According to the Municipal Government Act, municipalities must undertake a boundary review once every eight years to ensure “fairness and reasonableness” over time.
Following a district boundary and councillor number study conducted by Stantec Consulting Ltd.’s Senior Planner John Heseltine, the MODG submitted an application to the UARB to maintain the current number of eight councillors and alter some district boundaries.
A hearing on the application was held on Aug. 25 in Guysborough, as was reported earlier in this newspaper.
When considering municipal district boundaries, voter parity is top of mind in UARB decisions.

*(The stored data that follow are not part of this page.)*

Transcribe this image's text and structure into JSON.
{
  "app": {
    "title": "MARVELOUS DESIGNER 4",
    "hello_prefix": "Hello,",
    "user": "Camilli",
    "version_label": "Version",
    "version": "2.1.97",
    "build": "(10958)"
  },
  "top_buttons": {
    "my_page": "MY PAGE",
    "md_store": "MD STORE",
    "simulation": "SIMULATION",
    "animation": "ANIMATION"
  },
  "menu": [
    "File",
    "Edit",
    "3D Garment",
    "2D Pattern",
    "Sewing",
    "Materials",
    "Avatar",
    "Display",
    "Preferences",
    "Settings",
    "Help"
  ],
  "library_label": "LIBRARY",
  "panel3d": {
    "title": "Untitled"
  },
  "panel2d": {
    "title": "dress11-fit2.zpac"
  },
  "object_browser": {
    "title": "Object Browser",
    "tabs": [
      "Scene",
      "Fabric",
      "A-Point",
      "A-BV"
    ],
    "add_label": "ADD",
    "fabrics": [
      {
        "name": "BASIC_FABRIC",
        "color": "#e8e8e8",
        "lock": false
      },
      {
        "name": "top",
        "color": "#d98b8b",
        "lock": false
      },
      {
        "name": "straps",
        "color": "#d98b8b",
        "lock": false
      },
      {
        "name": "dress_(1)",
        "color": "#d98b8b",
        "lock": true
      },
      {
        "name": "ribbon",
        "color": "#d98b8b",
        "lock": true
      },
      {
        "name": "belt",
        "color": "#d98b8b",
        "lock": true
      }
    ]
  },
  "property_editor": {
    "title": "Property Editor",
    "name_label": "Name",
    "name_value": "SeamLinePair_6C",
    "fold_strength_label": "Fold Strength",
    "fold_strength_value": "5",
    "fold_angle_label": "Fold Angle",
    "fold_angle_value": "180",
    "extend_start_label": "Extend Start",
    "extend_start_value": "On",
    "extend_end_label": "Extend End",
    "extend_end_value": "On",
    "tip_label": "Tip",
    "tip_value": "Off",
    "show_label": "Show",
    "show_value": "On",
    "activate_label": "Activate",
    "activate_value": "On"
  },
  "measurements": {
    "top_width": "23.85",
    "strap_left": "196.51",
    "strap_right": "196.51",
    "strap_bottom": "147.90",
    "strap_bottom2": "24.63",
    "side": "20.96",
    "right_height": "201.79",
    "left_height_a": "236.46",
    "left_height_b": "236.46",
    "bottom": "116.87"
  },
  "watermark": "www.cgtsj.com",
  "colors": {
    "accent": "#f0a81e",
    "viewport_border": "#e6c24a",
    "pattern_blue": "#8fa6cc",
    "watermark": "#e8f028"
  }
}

The Sept. 14 decision stated, “Voting power shall be ±10% from the average number of electors per polling district. Any variance more than ±10% must be justified in writing.”
District 2, which represents the African Nova Scotian communities in the MODG, is far outside this preferred variance for voter parity. District 2 has an estimated 211 electors in comparison to the next smallest polling district, District 5, with 490 electors, and the biggest polling district, District 8, representing the majority of the former Town of Canso, with 600 electors.
The Stantec report submitted to the UARB by MODG noted that District 2 was, “unique among Nova Scotia’s rural municipalities as set aside to ensure representation of the African-Nova Scotia communities of Lincolnville, Sunnyville, and Upper Big Tracadie on Council.”
The fact that all councillors supported the designated African Nova Scotian seat on council, as well as comments made to the board at the hearing on Aug. 25 by District 2 councillor, Mary Desmond, about the importance of representation, persuaded the board to maintain the status quo.
“The Board recognizes that the variance of Polling District 2 is justifiable given the community of interest it represents, regardless of the lack of contiguity of the communities it includes. The Board accepts the reasons advanced by the Municipality,” stated the decision.
MODG Deputy CAO, Shawn Andrews – who made the presentation to the UARB at the Aug. 25 hearing — told The Journal via email after receiving the UARB decision, “The one exception in voter parity is District 2. As noted in the Board decision, the importance of diversity, equality, and inclusion for District 2 is and has been a sense of pride within MODG since 1994. This is the only dedicated African-Nova Scotian seat that we are aware of in the Province of Nova Scotia. MODG would also like to acknowledge the swift and efficient process and decision of the UARB on this matter.”
District 2 Councillor Mary Desmond told The Journal on Monday (Sept.19) that she was pleased to see the African Nova Scotian seat on council maintained, adding that the MODG was forward thinking, acting to bring underrepresented groups into government. She said, “I take my hat off to the municipality.”
The decision can be found on the NSUARB website under the heading: Hearings & Decisions.